I'm so very proud to announce my student Sam Simonds won the Oakes and Louise Ames Prize for Outstanding Honors Study at Connecticut College this year! I have never worked so hard with a student on anything in my life and I have never seen a student pull off such an incredible feat. I'm so, so proud that he received this honor.
Excerpts from the Commencement text:
Samuel Simonds, Film Studies major, is awarded the Oakes and Louise Ames Prize for his honors thesis in the Department of Film Studies, “Smoke of the Sea: A’Tolan Amis Resistance to Colonized Consciousness Through Resurgence of Traditional Epistemologies, Contemporary Existence and Collective Community.” A multipart creative project, Simonds’ thesis culminated in a short dramatic fiction film that explores the complexities of death, sickness, rebirth and reconciliation within a community whose cultural identity has been damaged by colonization and Western influence, and yet endures.
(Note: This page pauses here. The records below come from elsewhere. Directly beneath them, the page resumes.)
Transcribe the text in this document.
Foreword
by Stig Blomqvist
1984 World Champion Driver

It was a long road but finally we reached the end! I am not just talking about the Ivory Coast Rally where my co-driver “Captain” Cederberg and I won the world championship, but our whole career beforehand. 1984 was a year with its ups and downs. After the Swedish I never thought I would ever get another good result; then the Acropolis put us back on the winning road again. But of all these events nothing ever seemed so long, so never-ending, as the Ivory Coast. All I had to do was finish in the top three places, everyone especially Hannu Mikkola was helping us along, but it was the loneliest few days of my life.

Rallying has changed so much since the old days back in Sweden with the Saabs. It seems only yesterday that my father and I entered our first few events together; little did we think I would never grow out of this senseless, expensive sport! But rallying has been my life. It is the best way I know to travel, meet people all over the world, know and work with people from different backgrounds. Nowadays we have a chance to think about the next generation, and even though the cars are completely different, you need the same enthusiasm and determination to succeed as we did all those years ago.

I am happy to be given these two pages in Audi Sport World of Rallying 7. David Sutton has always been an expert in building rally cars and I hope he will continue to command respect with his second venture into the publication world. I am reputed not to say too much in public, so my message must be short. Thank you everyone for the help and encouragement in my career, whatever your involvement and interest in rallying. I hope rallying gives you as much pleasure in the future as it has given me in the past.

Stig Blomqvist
Set in Taiwan, Smoke of the Sea tells the story of a young girl who is dying from a mysterious sickness and must journey into the world of her Amis ancestors to rediscover her connection with herself, the land, and her culture to find a cure. The work is deeply spiritually introspective, using irony and humor to engage with those from Westernized perspectives. It challenges Western perceptions of health and science as practices based on observable truths in the physical world and explores how “old” traditional ways can be corrupted by capitalism, technology and U.S. culture, but also how they can endure and adapt to new influences and modern-day life.
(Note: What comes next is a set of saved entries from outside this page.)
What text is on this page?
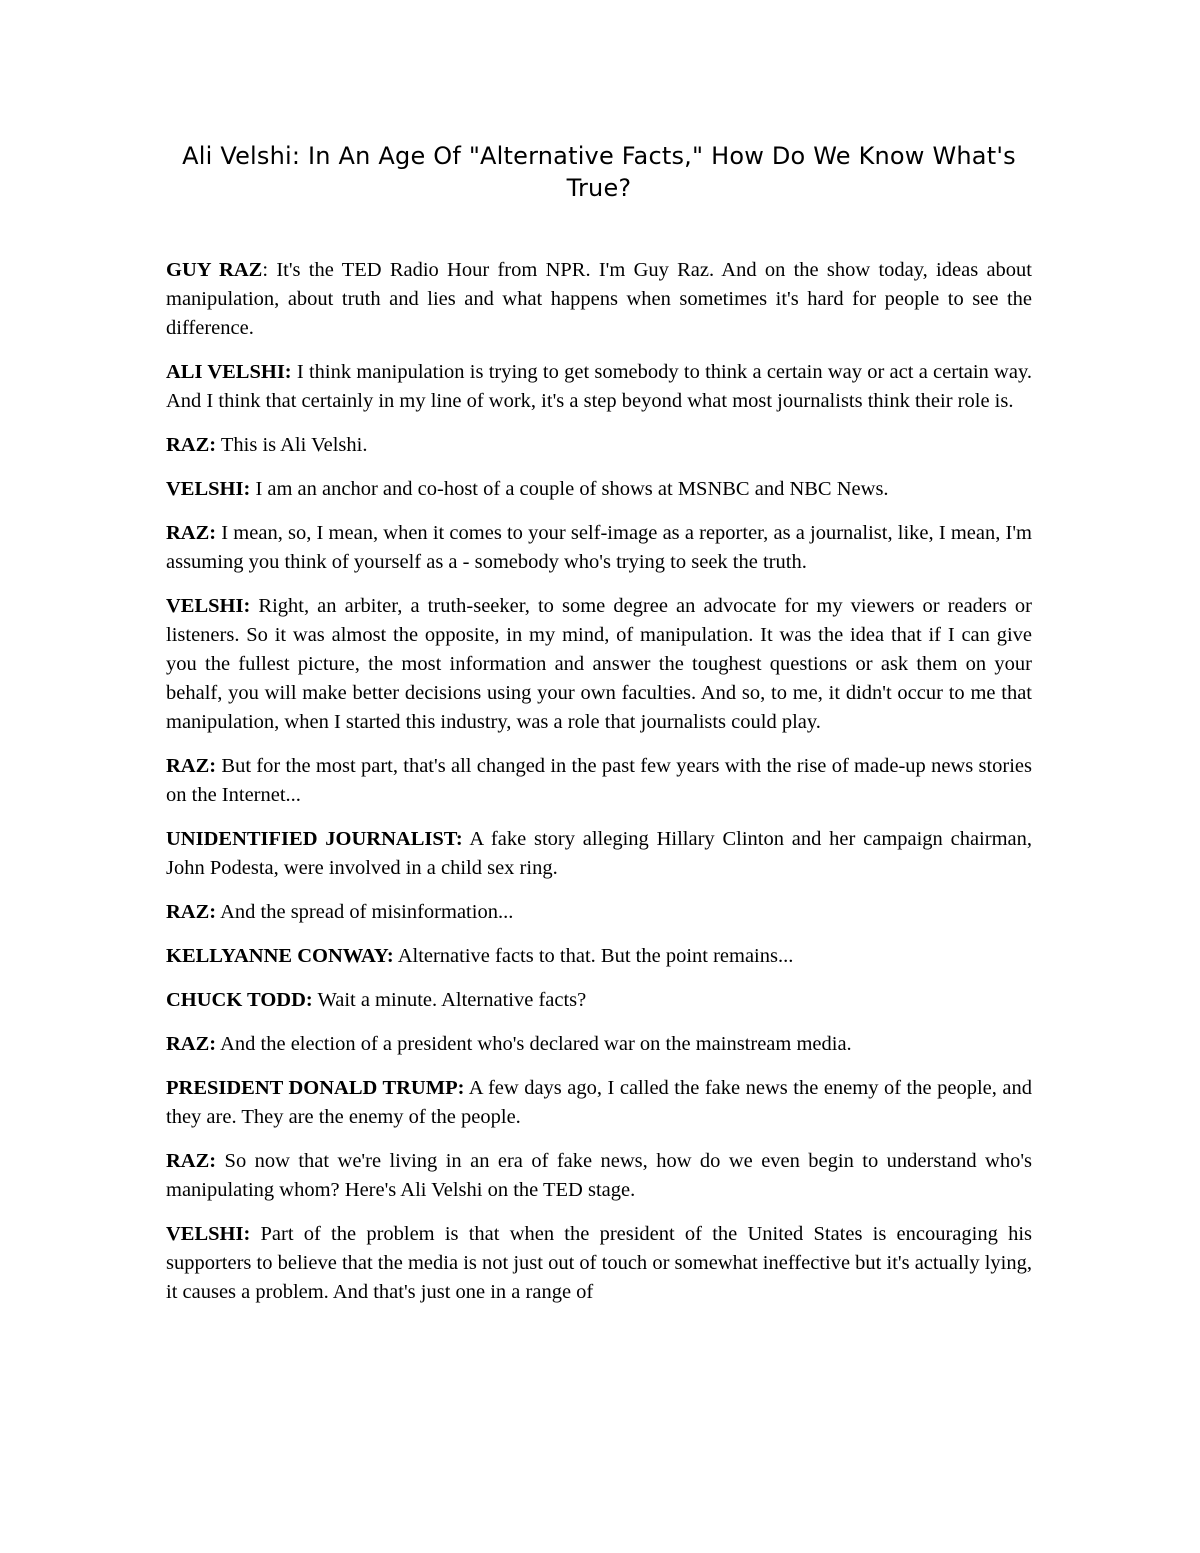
Ali Velshi: In An Age Of "Alternative Facts," How Do We Know What's True?

GUY RAZ: It's the TED Radio Hour from NPR. I'm Guy Raz. And on the show today, ideas about manipulation, about truth and lies and what happens when sometimes it's hard for people to see the difference.

ALI VELSHI: I think manipulation is trying to get somebody to think a certain way or act a certain way. And I think that certainly in my line of work, it's a step beyond what most journalists think their role is.

RAZ: This is Ali Velshi.

VELSHI: I am an anchor and co-host of a couple of shows at MSNBC and NBC News.

RAZ: I mean, so, I mean, when it comes to your self-image as a reporter, as a journalist, like, I mean, I'm assuming you think of yourself as a - somebody who's trying to seek the truth.

VELSHI: Right, an arbiter, a truth-seeker, to some degree an advocate for my viewers or readers or listeners. So it was almost the opposite, in my mind, of manipulation. It was the idea that if I can give you the fullest picture, the most information and answer the toughest questions or ask them on your behalf, you will make better decisions using your own faculties. And so, to me, it didn't occur to me that manipulation, when I started this industry, was a role that journalists could play.

RAZ: But for the most part, that's all changed in the past few years with the rise of made-up news stories on the Internet...

UNIDENTIFIED JOURNALIST: A fake story alleging Hillary Clinton and her campaign chairman, John Podesta, were involved in a child sex ring.

RAZ: And the spread of misinformation...

KELLYANNE CONWAY: Alternative facts to that. But the point remains...

CHUCK TODD: Wait a minute. Alternative facts?

RAZ: And the election of a president who's declared war on the mainstream media.

PRESIDENT DONALD TRUMP: A few days ago, I called the fake news the enemy of the people, and they are. They are the enemy of the people.

RAZ: So now that we're living in an era of fake news, how do we even begin to understand who's manipulating whom? Here's Ali Velshi on the TED stage.

VELSHI: Part of the problem is that when the president of the United States is encouraging his supporters to believe that the media is not just out of touch or somewhat ineffective but it's actually lying, it causes a problem. And that's just one in a range of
The film was shot in Dulan, Taipei and Taitung City, Taiwan. It stars Amis actors from Dulan and is based on personal stories and accounts from many of the stars and crew of the film as well as cultural histories from elders of the Dulan Amis community. The dialogue is in three languages—Taiwanese, Mandarin and Amis—and Simonds worked with 26 actors, including children, and 31 crew members, many of whom speak Mandarin or Amis exclusively, to create the work.
In addition to the final film, Simonds’ thesis work consists of 15 unique screenplay drafts in English and five additional drafts in Mandarin; a 300 page document containing a producer’s notebook, a director’s notebook and a publicity campaign; and an immersive anthropological research experience. Chair of the Film Studies Department and Associate Professor of Film Studies, Ross Morin, who served as Simonds’ thesis adviser, describes the scope and quality of the project as unprecedented and exceptional. “It is beyond the undergraduate level, it is beyond the graduate level; it is at the professional level,” Morin said. “Sam has put the liberal arts into action as a global citizen as a storyteller, as a businessperson, as a manager, as a researcher and as an artist … if I had to guess, I would say that I will never again see a project of this level of ambition or execution in my career.”